One good car was made using donor parts from the other and decisions are being made about how to proceed with repairs to the remaining vehicle, which needs a compressor and a suction hose.

The cost of these repairs is in excess of $NZ10,000.

“This is very much as case of buyer beware,” warned Catherine.

R744 challenges in the workshop

Challenges experienced in working on these R744 vehicles were that the gantry was needed at both workshops to balance the CO2 cylinder on the scales, as refrigerant-grade CO2 is not available for purchase in New Zealand in cylinders smaller than G-size.

To accommodate the size of the cylinder, scales had to be purchased with the highest weight capacity available while allowing for 10g increments and even then, about half of the refrigerant had to be released from the cylinder to get it light enough for the scales to weigh it accurately.

It took a week, every couple of hours, to dump enough refrigerant from the cylinder as the regulator would freeze from the formation of dry ice. 

When trying to charge a car, the regulator would only allow 150psi into the system and that the system would not run with to draw the rest of a charge in with just 150psi inside.

Eventually, the charging hose was modified to remove regulator and Cool Car dump-charged the systems with control from the taps at the manifold gauges while another technician stood at the cylinder tap.
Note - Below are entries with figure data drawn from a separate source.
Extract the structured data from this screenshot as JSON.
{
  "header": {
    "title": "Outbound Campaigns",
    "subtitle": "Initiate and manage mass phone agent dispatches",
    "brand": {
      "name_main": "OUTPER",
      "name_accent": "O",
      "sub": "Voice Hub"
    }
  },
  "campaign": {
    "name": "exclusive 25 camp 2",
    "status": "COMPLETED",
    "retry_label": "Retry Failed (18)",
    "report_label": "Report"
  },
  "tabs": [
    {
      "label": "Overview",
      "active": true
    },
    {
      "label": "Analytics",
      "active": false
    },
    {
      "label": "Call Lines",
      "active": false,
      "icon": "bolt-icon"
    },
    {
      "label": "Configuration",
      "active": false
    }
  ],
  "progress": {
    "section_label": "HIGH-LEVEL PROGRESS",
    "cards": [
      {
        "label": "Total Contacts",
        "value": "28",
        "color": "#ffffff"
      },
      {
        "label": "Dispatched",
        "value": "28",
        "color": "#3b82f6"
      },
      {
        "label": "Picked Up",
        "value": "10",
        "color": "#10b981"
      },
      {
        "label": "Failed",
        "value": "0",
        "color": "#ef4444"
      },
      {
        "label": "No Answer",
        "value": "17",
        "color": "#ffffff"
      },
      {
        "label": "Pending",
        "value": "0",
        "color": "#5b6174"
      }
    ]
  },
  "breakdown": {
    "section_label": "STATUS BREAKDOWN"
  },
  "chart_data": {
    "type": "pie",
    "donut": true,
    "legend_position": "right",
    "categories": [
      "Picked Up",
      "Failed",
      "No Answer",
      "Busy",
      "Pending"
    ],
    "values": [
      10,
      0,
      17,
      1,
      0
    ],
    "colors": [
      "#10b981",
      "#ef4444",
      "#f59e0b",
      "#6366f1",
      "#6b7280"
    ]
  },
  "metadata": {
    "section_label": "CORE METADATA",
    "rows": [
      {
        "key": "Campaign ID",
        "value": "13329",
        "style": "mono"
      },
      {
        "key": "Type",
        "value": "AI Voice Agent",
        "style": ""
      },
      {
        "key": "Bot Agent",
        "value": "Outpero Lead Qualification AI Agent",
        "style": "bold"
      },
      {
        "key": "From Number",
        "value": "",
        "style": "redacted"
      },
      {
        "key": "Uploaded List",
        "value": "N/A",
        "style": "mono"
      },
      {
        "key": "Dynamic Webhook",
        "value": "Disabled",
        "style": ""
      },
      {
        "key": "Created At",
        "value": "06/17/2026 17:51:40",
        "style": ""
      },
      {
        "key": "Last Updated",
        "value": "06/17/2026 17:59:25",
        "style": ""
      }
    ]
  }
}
This workaround was required under the circumstances and extreme caution was taken.

The quarter-inch BSP fitting on the hand fitting is protected with some thermal covering like Bakelite, to prevent frostbite while handling. There is also a stainless steel wire from the tap through to the quarter-inch BSP hand fitting that could cause severe injury if the hose were to burst or pop off. 

Once charged, Cool Car allowed the systems to rest for 10 minutes to get rid of any liquid on the suction side and any frosting that might have occurred.

The next stages were to scan the vehicle to turn on the air-conditioning, then run and test the system.

Note the high static pressures shown on gauges when the system is fully charged.